Liquor giant Diageo has agreed to pay up to $1 billion to acquire the fast-growing tequila brand Casamigos, which was created in 2013 by Academy Award-winning actor George Clooney and two other business partners.

On Wednesday, the Smirnoff and Don Julio producer announced it would initially pay $700 million for Casamigos with $300 million in extra compensation based on the performance of the brand over the next decade.

“Together, we are excited about taking Casamigos to a bigger audience globally,” Deirdre Mahlan, president of Diageo North America, told Wall Street during a presentation after the deal was announced. Mahlan said the deal played strongly into Diageo’s broader strategy to sell more premium-priced spirits. In the immediate term, Casamigos hopes the acquisition will expand its presence in the U.S. Market, with a longer-term goal of bringing the brand to more markets abroad.

Casamigos was created by Clooney, Rande Gerber (the husband of model Cindy Crawford), and Mike Meldman after Clooney and Gerber said they were looking to make their own “house” tequila for their properties in Cabo San Lucas. It was privately consumed for years before the distillery that made the tequila told Clooney and Gerber there was an opportunity to expand the spirit beyond private parties.

Casamigos Tequila Founders George Clooney, Rande Gerber and Partner Mike Meldman Celebrate The Launch of Casamigos At Andrea's
Casamigos Tequila founders Rande Gerber and George Clooney celebrate the launch of Casamigos at Andrea’s at Encore Las Vegas on January 9, 2013 in Las Vegas, Nevada.Photo by Denise Truscello—WireImage/Getty Images
Denise Truscello—WireImage/Getty Images

That bid to make Casamigos a household name has worked. Diageo said that the brand shipped 120,000 cases last year, mostly in the U.S., with a compound annual growth rate of 54% in the last two years. Casamigos is on track to reach over 170,000 cases by the end of this year. It is also a relatively expensive offering within the world of tequila: Mahlan says the range in price for Casamigos’ three expressions is between $45 to $55 a bottle.

Tequila has been a strong-performing category in the U.S. In recent years. Since 2002, the Mexican import’s volume has grown 121% at an average of 5.8% per year, according to industry tracker the Distilled Spirits Council.

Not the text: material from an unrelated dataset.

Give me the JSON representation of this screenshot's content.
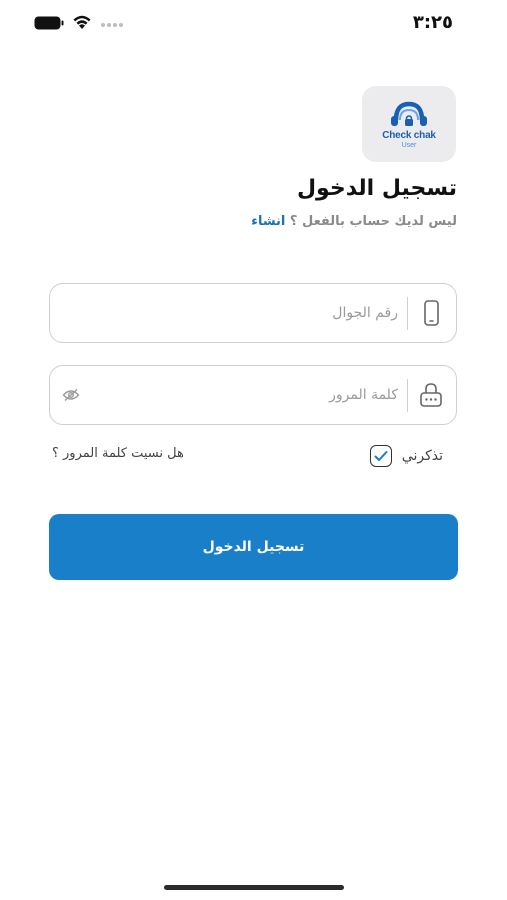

Last year, 15.9 million nine-liter cases were sold in the U.S.

Diageo said that the brand’s owners will continue to promote Casamigos and provide their “leadership and vision” even after the takeover occurs. “We are delighted that the founders will have continued involvement and active participation in the future success of Casamigos,” the liquor giant said in a prepared statement. “This, combined with the strengths of Diageo, will ensure the continued momentum of the brand in the US as well as realizing the growth opportunity from international expansion.”

During the conference call, Mahlan was also asked about the justification on price. There had been rumors Casamigos was looking for a buyer and the price was seen at the time at around $500 million—deemed by some outside experts to be too high. Mahlan said Diageo purposefully structured the transaction with an earn-out that means $300 million won’t be paid unless the brand lives up to its potential. She added that high-growth businesses like Casamigos are hard to value, but because the brand is still so small and has almost no sales outside of the U.S., there is a lot of potential to boost sales over time.

In a prepared statement e-mailed to Coins2Day, co-founder Gerber said “We created Casamigos Tequila 4 years ago for us to drink personally and selling it for 1 billion dollars is something we never could have imagined. We remain committed to our brand and look forward to our future with Diageo and continuing our work with our dedicated and passionate Casamigos team.”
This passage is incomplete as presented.